In 1978, Dillion was a part of the changeover that welcomed women into the military. Some, though, were not as receptive to her presence as she would have liked.

“They didn’t want us,” she said, referring to women in the ranks. “The guys looked at you like ‘I’m being made to do this, and I don’t want you here.’ I was in electronics communication. You show up on a job site, and they’re like, ‘What the heck did they send you for?’”

But Dillion always won her comrades over.

“There was always that sense of camaraderie, that sense of union,” she said. “One thing you knew was that if you were serving with someone that you had certain things in common. You were willing to give your life. It becomes its own family, its own entity.”

She felt lucky to receive the training she did in the service, including training, education, rewards and a job that pays.

“What a deal,” Dillion said. “All I have to do is understand that these are the rules and regulations. What person wouldn’t want to jump on something like that? You set your own destiny. You want to play by the rules, you’ll succeed.”

When her son Bryan was 19, Dillion served as a drill sergeant and retired as a master sergeant from the Army.

“Part of my retirement was just being able to be around him,” she said. “I wasn’t a traditional mom – at least not until he was 19.”

Dillion now has a grandson and a granddaughter.
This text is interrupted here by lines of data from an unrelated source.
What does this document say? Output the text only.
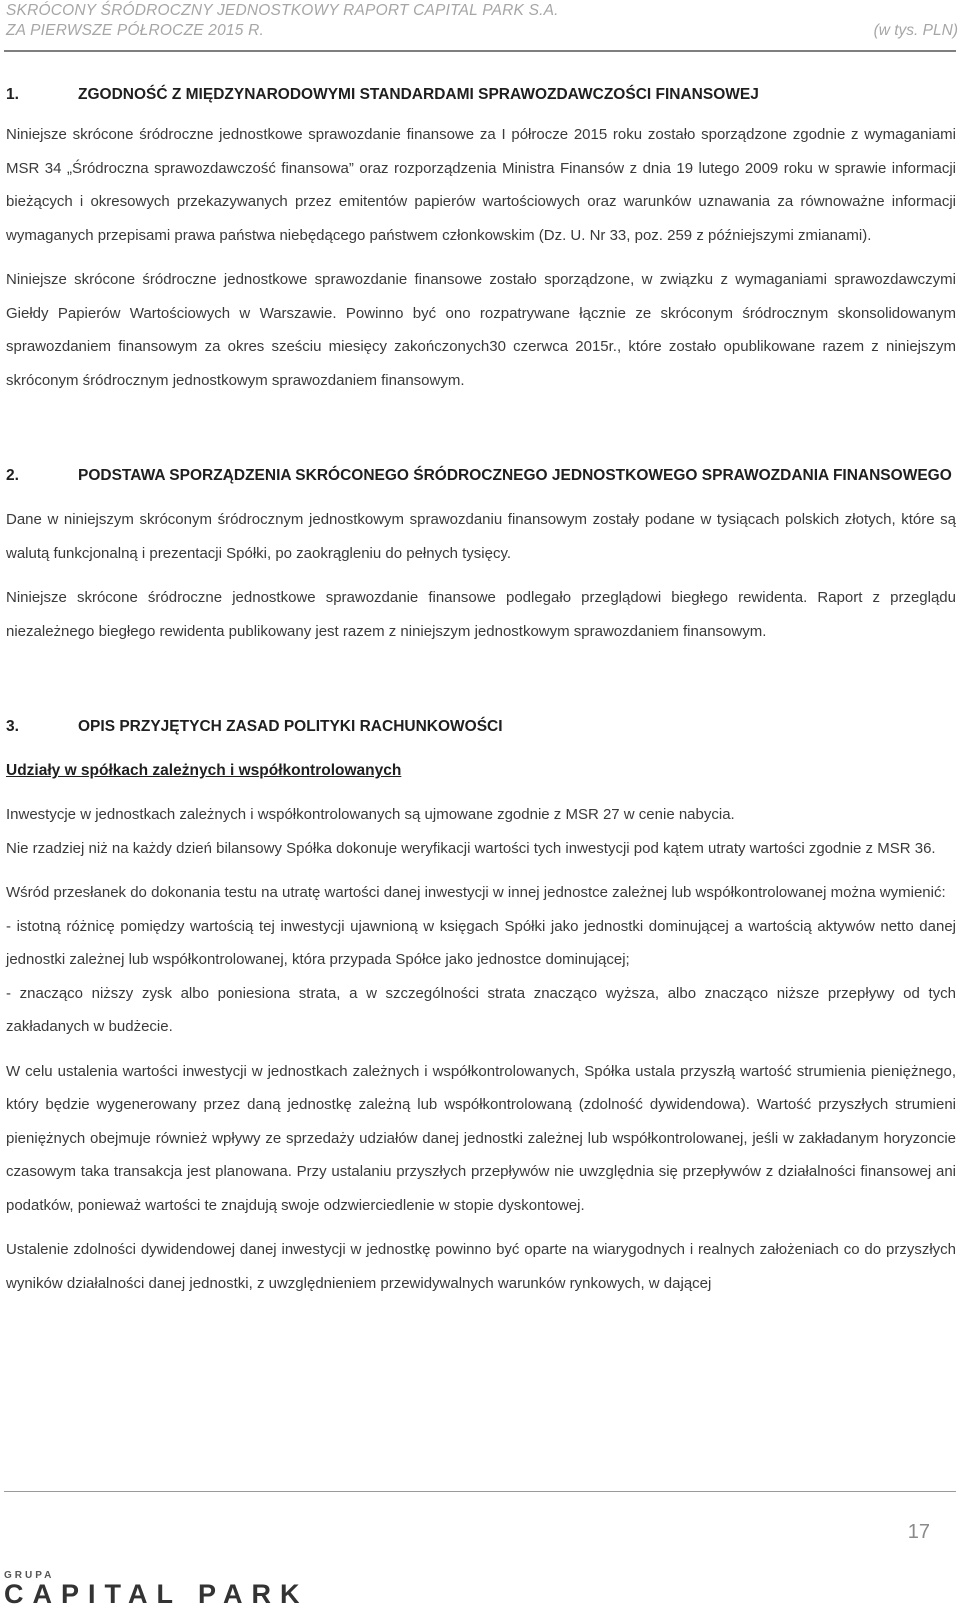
SKRÓCONY ŚRÓDROCZNY JEDNOSTKOWY RAPORT CAPITAL PARK S.A.
ZA PIERWSZE PÓŁROCZE 2015 R.	(w tys. PLN)
1.	ZGODNOŚĆ Z MIĘDZYNARODOWYMI STANDARDAMI SPRAWOZDAWCZOŚCI FINANSOWEJ

Niniejsze skrócone śródroczne jednostkowe sprawozdanie finansowe za I półrocze 2015 roku zostało sporządzone zgodnie z wymaganiami MSR 34 „Śródroczna sprawozdawczość finansowa” oraz rozporządzenia Ministra Finansów z dnia 19 lutego 2009 roku w sprawie informacji bieżących i okresowych przekazywanych przez emitentów papierów wartościowych oraz warunków uznawania za równoważne informacji wymaganych przepisami prawa państwa niebędącego państwem członkowskim (Dz. U. Nr 33, poz. 259 z późniejszymi zmianami).

Niniejsze skrócone śródroczne jednostkowe sprawozdanie finansowe zostało sporządzone, w związku z wymaganiami sprawozdawczymi Giełdy Papierów Wartościowych w Warszawie. Powinno być ono rozpatrywane łącznie ze skróconym śródrocznym skonsolidowanym sprawozdaniem finansowym za okres sześciu miesięcy zakończonych30 czerwca 2015r., które zostało opublikowane razem z niniejszym skróconym śródrocznym jednostkowym sprawozdaniem finansowym.

2.	PODSTAWA SPORZĄDZENIA SKRÓCONEGO ŚRÓDROCZNEGO JEDNOSTKOWEGO SPRAWOZDANIA FINANSOWEGO

Dane w niniejszym skróconym śródrocznym jednostkowym sprawozdaniu finansowym zostały podane w tysiącach polskich złotych, które są walutą funkcjonalną i prezentacji Spółki, po zaokrągleniu do pełnych tysięcy.

Niniejsze skrócone śródroczne jednostkowe sprawozdanie finansowe podlegało przeglądowi biegłego rewidenta. Raport z przeglądu niezależnego biegłego rewidenta publikowany jest razem z niniejszym jednostkowym sprawozdaniem finansowym.

3.	OPIS PRZYJĘTYCH ZASAD POLITYKI RACHUNKOWOŚCI

Udziały w spółkach zależnych i współkontrolowanych

Inwestycje w jednostkach zależnych i współkontrolowanych są ujmowane zgodnie z MSR 27 w cenie nabycia.

Nie rzadziej niż na każdy dzień bilansowy Spółka dokonuje weryfikacji wartości tych inwestycji pod kątem utraty wartości zgodnie z MSR 36.

Wśród przesłanek do dokonania testu na utratę wartości danej inwestycji w innej jednostce zależnej lub współkontrolowanej można wymienić:

- istotną różnicę pomiędzy wartością tej inwestycji ujawnioną w księgach Spółki jako jednostki dominującej a wartością aktywów netto danej jednostki zależnej lub współkontrolowanej, która przypada Spółce jako jednostce dominującej;

- znacząco niższy zysk albo poniesiona strata, a w szczególności strata znacząco wyższa, albo znacząco niższe przepływy od tych zakładanych w budżecie.

W celu ustalenia wartości inwestycji w jednostkach zależnych i współkontrolowanych, Spółka ustala przyszłą wartość strumienia pieniężnego, który będzie wygenerowany przez daną jednostkę zależną lub współkontrolowaną (zdolność dywidendowa). Wartość przyszłych strumieni pieniężnych obejmuje również wpływy ze sprzedaży udziałów danej jednostki zależnej lub współkontrolowanej, jeśli w zakładanym horyzoncie czasowym taka transakcja jest planowana. Przy ustalaniu przyszłych przepływów nie uwzględnia się przepływów z działalności finansowej ani podatków, ponieważ wartości te znajdują swoje odzwierciedlenie w stopie dyskontowej.

Ustalenie zdolności dywidendowej danej inwestycji w jednostkę powinno być oparte na wiarygodnych i realnych założeniach co do przyszłych wyników działalności danej jednostki, z uwzględnieniem przewidywalnych warunków rynkowych, w dającej

17
GRUPA
CAPITAL PARK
She prepared and gifted a memory box to her granddaughter full of her military awards, uniforms and her story of joining WAC.

“As you go through military in service, most soldiers had a box or binder with ribbons and awards,” she said. “When I retired, I took a hope chest box and I put everything into it, along with a bottle of my perfume. Maddie is 18 now, and is going to go off to college soon. I want her someday look at it and reflect back on what her grandmother believed and did. It’s like a time capsule, I guess you could say.”

Bryan now runs Marine Works in Danville, and that’s what brought Dillion to Hendricks County more than half a decade ago.

As a retired veteran, Dillion is content to spend time with her family and her comrades at the Legion.

Personality box:

Getting to know Denise Dillion

Who or what inspires you? My country. Donald Trump.

What is your favorite movie? “Born on the Fourth of July”

What do you enjoy reading? I love Tom Clancy novels. They’re realistic.

Do you have pets? I have a rescue blue pit bull that is the most lovable dog in the world. His name is Diesel.

What is your secret to success? Listen. Don’t always want to talk. Just listen to what the need is.